As Arizona Republic writer Laurie Roberts reminds us, it’s been eight months since Governor Doug Ducey announced a new plan to rebrand the Grand Canyon State.
Ducey wants to spend part of this $250,000 rebranding campaign on a new state motto (the current motto is Ditat Deus, latin for God Enriches).
When the Arizona Commerce Authority solicited submissions for a new Arizona state motto, the public obliged with a litany of possible new slogans: “Welcome to Mexico,” “Arizona…heat today, heat tomorrow,” “Arizona: Going backwards into the future since 1912,” “What federal government?,” “But it’s a dry hate,” “The Wingnut State,” and “Lower Taxes, Lower Test Scores.”
In short, Arizona has developed a reputation, particularly in the coastal regions of America, as a right-wing state with ambivalent attitudes to immigration and diversity, at least liberal-style diversity.
And as North Carolina’s recent debacle over religious freedom “bathroom bills” demonstrates, this perception — whether real or imagined — can have disastrous effects on attracting investment dollars and business to a state. Mississippi passed a similar religious freedom law, which led to an international backlash, while Georgia Governor Nathan Deal eventually vetoed a similar law giving certain organizations new rights to refuse services.

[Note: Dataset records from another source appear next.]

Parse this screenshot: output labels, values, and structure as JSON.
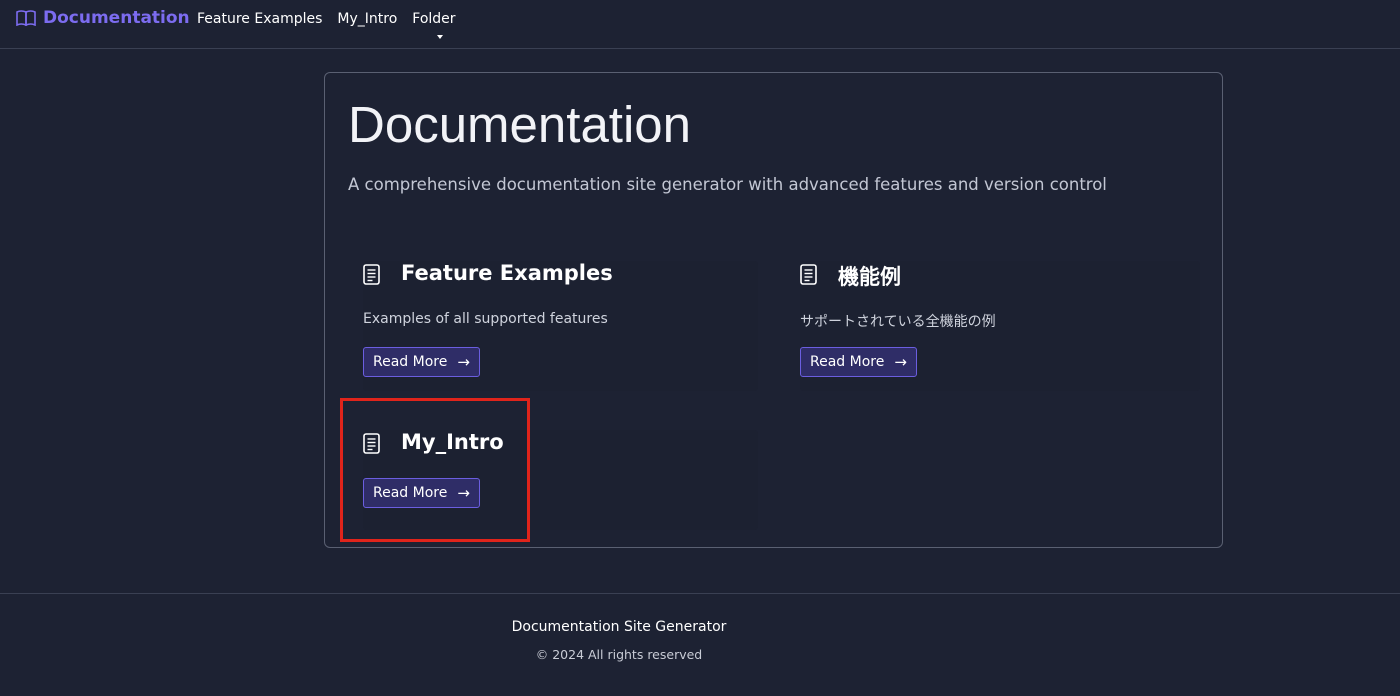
{
  "nav": {
    "brand": "Documentation",
    "links": [
      "Feature Examples",
      "My_Intro",
      "Folder"
    ]
  },
  "hero": {
    "title": "Documentation",
    "subtitle": "A comprehensive documentation site generator with advanced features and version control"
  },
  "cards": [
    {
      "title": "Feature Examples",
      "description": "Examples of all supported features",
      "button": "Read More",
      "icon": "document-icon"
    },
    {
      "title": "機能例",
      "description": "サポートされている全機能の例",
      "button": "Read More",
      "icon": "document-icon"
    },
    {
      "title": "My_Intro",
      "description": "",
      "button": "Read More",
      "icon": "document-icon"
    }
  ],
  "footer": {
    "title": "Documentation Site Generator",
    "copyright": "© 2024 All rights reserved"
  },
  "colors": {
    "background": "#1d2233",
    "brand": "#7c6cf0",
    "button_bg": "#2f2d67",
    "button_border": "#6b5ee0",
    "highlight": "#e0241b"
  }
}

In a new editorial recently published in The Arizona Republic, the paper’s staff reminds Arizona residents about the state’s recent “flirtation” with religious freedom laws:
More déjà vu for Arizona.
Gov. Jan Brewer vetoed our state’s so-called “right to refuse service” bill, SB 1062, in 2014. The veto was a smart move that reflected the will of the business community.

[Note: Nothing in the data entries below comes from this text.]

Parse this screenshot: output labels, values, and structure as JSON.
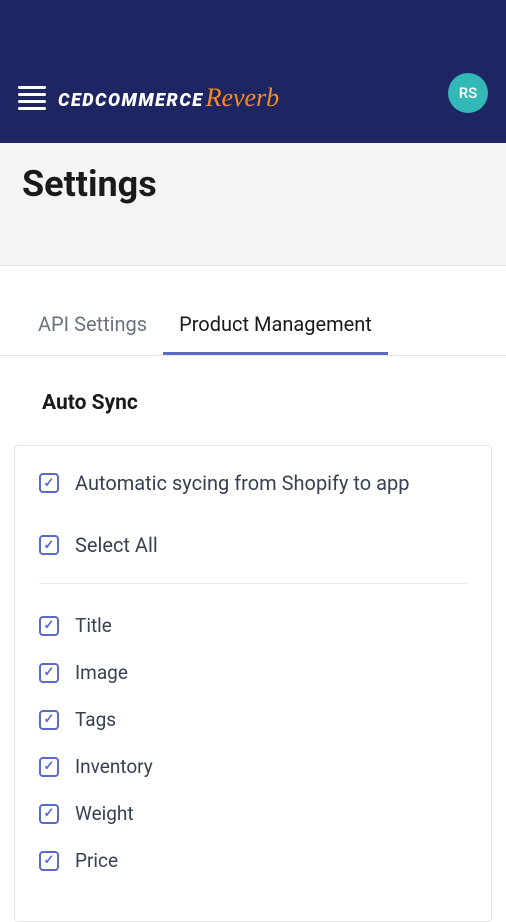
{
  "header": {
    "logo_ced": "CEDCOMMERCE",
    "logo_reverb": "Reverb",
    "avatar_initials": "RS"
  },
  "page": {
    "title": "Settings"
  },
  "tabs": {
    "api_settings": "API Settings",
    "product_management": "Product Management"
  },
  "section": {
    "title": "Auto Sync"
  },
  "checkboxes": {
    "auto_sync": "Automatic sycing from Shopify to app",
    "select_all": "Select All",
    "title": "Title",
    "image": "Image",
    "tags": "Tags",
    "inventory": "Inventory",
    "weight": "Weight",
    "price": "Price"
  }
}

The veto did not, however, erase the stigma attached to the state after Brewer signed the draconian immigration bill, SB 1070, in 2010. That law made international news as the “show me your papers” law. It remains a big reason Ducey needs to burnish the state’s brand.
The editorial urges Ducey to spend less time worrying about mottos and more time avoiding controversial legislation. In some ways, Ducey’s rebranding campaign is in line with a philosophy that says government should be run more like a business. And with 63% of businesses saying they’re focusing more on “customer experience,” it’s no wonder state governments are doing the same.
The $250,000 Arizona re-brand certainly sounds like a corporate-style re-brand: the “$250,000 effort will research out-of-state impressions of the Grand Canyon state, conduct focus groups, audit Arizona’s current image, and come up with messages that share the state’s story.”
The editorial concludes, “Ducey needs to be particularly careful about what he’s willing to support. Arizona’s brand doesn’t need any more challenges.”